Die Mischung für einen funktionalen Naturbalkon
Wer Kräuter pflanzenwill, die sowohl der Küche als auch den Wildbienen dienen, kommt mit dieser Kombinationsstrategie weit:
Ökologische Basis (heimisch):
- Majoran (Origanum vulgare) — kulinarisch + Spezialisten-Bienenweide
- Schnittlauch — frühe Blüte, heimisch, sehr einfach
- Ysop — gute Bienenweide, winterhart
- Wiesensalbei (Salvia pratensis) — wenn Platz da ist
Ergänzung (mediterran):
- Rosmarin — frühe Blüte, Struktur, Küche
- Lavendel — Hochsommerblüte, Generalisten
- Thymian — lückenfüllend, trocken
- Oregano/Mediterran-Salbei — Küche
Faustregel: 60–70 % der Kübelfläche oder Pflanzenzahl heimisch, Rest mediterran. Auf isolierten Stadtbalkonen eher 70–80 % heimisch, weil keine Ausgleichsfläche in der Umgebung vorhanden ist.

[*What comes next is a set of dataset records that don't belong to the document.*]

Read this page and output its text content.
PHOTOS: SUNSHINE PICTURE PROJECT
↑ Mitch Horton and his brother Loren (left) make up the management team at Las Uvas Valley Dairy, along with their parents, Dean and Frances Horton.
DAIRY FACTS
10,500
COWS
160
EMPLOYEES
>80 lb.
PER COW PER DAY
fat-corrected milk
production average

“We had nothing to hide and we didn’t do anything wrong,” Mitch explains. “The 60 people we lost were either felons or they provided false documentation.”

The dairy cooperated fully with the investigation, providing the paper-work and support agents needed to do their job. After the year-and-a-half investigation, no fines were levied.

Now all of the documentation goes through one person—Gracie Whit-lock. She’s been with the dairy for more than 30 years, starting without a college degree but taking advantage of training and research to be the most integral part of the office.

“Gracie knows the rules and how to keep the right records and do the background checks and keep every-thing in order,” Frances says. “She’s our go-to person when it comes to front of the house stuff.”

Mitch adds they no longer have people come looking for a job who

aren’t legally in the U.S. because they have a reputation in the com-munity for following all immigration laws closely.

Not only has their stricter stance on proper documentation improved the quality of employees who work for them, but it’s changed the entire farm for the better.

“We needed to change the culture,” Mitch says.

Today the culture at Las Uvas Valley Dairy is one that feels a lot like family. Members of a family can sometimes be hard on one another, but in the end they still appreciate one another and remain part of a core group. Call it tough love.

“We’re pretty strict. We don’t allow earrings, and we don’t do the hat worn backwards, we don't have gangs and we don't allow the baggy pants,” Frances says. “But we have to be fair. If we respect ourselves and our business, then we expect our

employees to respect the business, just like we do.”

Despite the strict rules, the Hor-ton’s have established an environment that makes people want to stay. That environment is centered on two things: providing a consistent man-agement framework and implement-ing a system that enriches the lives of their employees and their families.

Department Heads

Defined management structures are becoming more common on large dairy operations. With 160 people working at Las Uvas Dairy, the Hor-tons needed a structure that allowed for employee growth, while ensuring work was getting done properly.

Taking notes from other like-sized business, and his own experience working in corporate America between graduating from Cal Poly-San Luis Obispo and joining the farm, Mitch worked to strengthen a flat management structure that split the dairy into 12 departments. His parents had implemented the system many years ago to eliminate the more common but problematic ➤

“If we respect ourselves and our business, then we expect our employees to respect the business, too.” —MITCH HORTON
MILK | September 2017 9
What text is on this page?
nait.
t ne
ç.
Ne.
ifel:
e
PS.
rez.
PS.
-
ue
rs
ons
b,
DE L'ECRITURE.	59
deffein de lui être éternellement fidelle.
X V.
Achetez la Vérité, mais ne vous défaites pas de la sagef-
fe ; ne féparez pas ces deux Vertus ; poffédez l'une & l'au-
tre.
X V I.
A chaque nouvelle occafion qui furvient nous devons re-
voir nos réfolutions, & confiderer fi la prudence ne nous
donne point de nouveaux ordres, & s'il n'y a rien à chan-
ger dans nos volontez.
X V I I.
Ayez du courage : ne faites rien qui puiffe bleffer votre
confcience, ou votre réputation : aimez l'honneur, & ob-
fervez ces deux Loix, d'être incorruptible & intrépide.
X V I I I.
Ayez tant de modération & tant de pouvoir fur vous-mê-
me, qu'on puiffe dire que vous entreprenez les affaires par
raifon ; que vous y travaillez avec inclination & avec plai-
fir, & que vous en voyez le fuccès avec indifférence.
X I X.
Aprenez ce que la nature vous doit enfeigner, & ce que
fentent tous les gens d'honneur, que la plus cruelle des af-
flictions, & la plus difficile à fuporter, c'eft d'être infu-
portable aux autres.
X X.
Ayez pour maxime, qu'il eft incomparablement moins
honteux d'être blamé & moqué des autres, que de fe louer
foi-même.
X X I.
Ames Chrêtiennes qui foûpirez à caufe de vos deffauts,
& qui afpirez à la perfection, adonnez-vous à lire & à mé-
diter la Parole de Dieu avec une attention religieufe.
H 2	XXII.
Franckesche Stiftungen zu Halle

Heimisch und mediterran kombiniert
Die beste Mischung beginnt mit dem richtigen Saatgut: ein heimisches Wildblumen-Bio-Sortiment als Grundlage, Lavendel für den mediterranen Höhepunkt im Hochsommer — und wer tiefer einsteigen will, findet im Westrich-Standardwerk alle heimischen Bienenarten mit ihren Pflanzenpräferenzen.
Häufige Fragen
Ist Bio-Thymian aus dem Supermarkt heimisch?
Nein. Supermarkt-Kräuter sind mediterrane Hochleistungssorten, teils genetisch von wilden Verwandten weit entfernt. Für ökologischen Wert: zertifizierte Naturgärtnereien wählen oder Samen von regionalen Saatgutbörsen.
Kann man Lavendel und Majoran in einem Kübel kombinieren?
Grundsätzlich ja — beide mögen sonnige, trockene Standorte. Majoran wächst aber schnell über kleinen Lavendel hinaus. Besser: separate Kübel, gleiche Reihe.
Warum hat mein Lavendel kaum Bienen?
Mögliche Ursachen: es ist ein Lavandin-Hybrid (weniger Nektar), der Standort hat zu wenig direkte Sonne, oder es sind keine Wildbienen im Umkreis als Generalisten aktiv.
Gibt es heimische Äquivalente zu Rosmarin?
Als Strukturpflanze mit ähnlichem Wuchs: nicht direkt. Hyssopus officinalis (Ysop) ist das nächste. Für die Küche: kein vollständiger Ersatz.
Wann blühen heimische Kräuter im Vergleich zu mediterranen?
Überlappung ist gut: Schnittlauch (Mai), Wiesensalbei (Mai–Juli), Ysop (Juli–September), Majoran (Juli–September). Rosmarin füllt März–Mai. Lavendel Juni–August. Kombiniert ergeben sie fast 7 Monate Blütenfolge.
Wo kaufe ich heimische Kräuter und nicht nur mediterrane?
Rieger-Hofmann (Versand), lokale Naturgarten-Initiativen, botanische Gärten mit Samenabgabe. Im Baumarkt ist heimisch die Ausnahme.